Horus deities are frequently depicted as hawks or hawk-headed men, though some are represented as fully human. The pharaoh was considered to be the Living Horus, the temporal stand-in for Horus in the earthly domain. As the opponent of Seth (who, though initially an Upper Egyptian deity himself, later came to represent not only Lower Egypt but the desert surrounding Egypt), Horus is alternately a brother vying for the throne and unification of Egypt (Horus the Elder), or a royal heir come to reclaim his inheritance (Horus the Younger).
Horus can be seen at the top of the serekh of early kings, though in very rare cases his place was usurped by Set (Peribsen, Dynasty 2) or even shared with him (Khasekhemwy, Dynasty 2). Horus is also depicted on the famous Narmer palette along with Bat, an earlier form of Hathor.
A passage from the Coffin Texts (passage 148) sums up Horus in his own words:
"I am Horus, the great Falcon upon the ramparts of the house of him of the hidden name. My flight has reached the horizon. I have passed by the gods of Nut. I have gone further than the gods of old. Even the most ancient bird could not equal my very first flight. I have removed my place beyond the powers of Set, the foe of my father Osiris. No other god could do what I have done. I have brought the ways of eternity to the twilight of the morning. I am unique in my flight. My wrath will be turned against the enemy of my father Osiris and I will put him beneath my feet in my name of 'Red Cloak'."
Paryushana Parva
Paryushana Parva is a Hindu holy day. It and Diwali are the two most important holy days for the Jains. It is an 8 day festival signifying human emergence into a new world of spiritual and moral refinement and is marked by recitations from Jain sacred writing and family exchange of cards and letters.
Its origin is related to the staying of the monks in one place for the rainy season. At this time the monks have settled in the town for a longer duration, and therefore it is time for the householders to have an annual renewal of the faith by listening to the statement of the Dharma and by meditation and vratas (self-control).
St. Louis
Feast day of St. Louis, also king Louis IX of France, celebrated as the ideal of Christian knighthood. While his record has become more controversial in modern times -- he unleashed, though he did not lead directly, the unspeakable horrors of the "Albigensian Crusade" against the Cathars of France; and the two crusades he did take to the Holy Land not only failed to win either soil or souls, but galvanized the Saracens to unite against the last of the Christian occupiers and expel them in 1291 -- Louis was known for such fairness and honesty that the other rulers of Europe, both ecclesiastical and secular, asked him to mediate their disputes.

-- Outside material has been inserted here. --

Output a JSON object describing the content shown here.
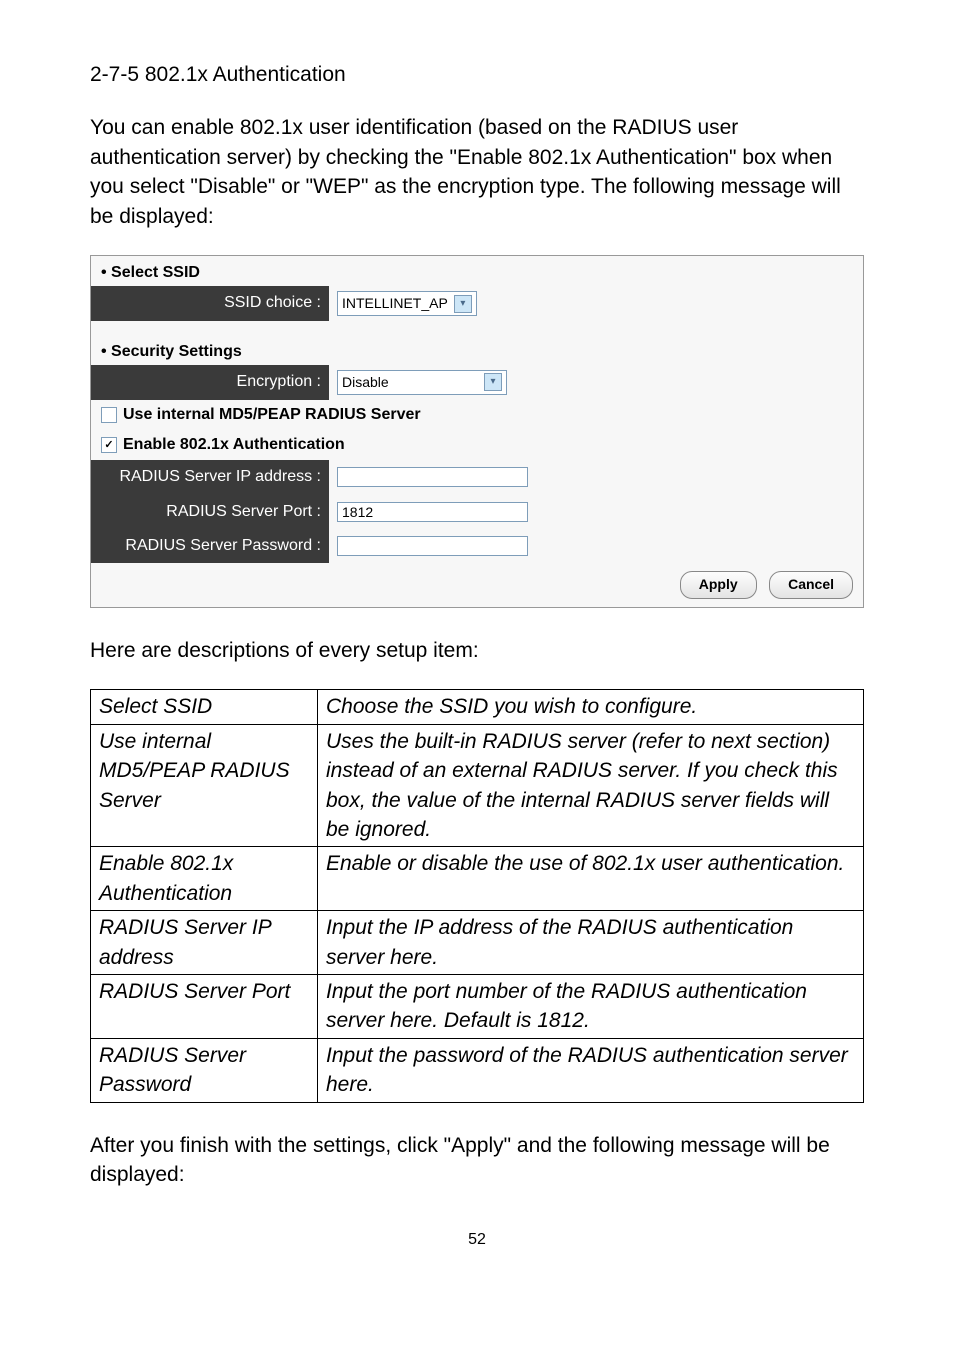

St Genesius of Arles and St Genesius the Actor
According to his ancient acts, Genesius was a shorthand writer at Arles in Gaul who refused to take down an imperial edict against Christians because he was one. He is the patron saint of secretaries.
There is another St Genesius who is the patron of actors. Supposedly during an entertainment given for Diocletian, he played the part of a Christian being baptized and experienced a real conversion. When he revealed this, he was martyred. The same story is told of three other actor martyrs and is undoubtedly fictitious. It's interesting that the Greek festival of Genesia, a state festival in honor of the dead, often falls around this time (September 19 this year).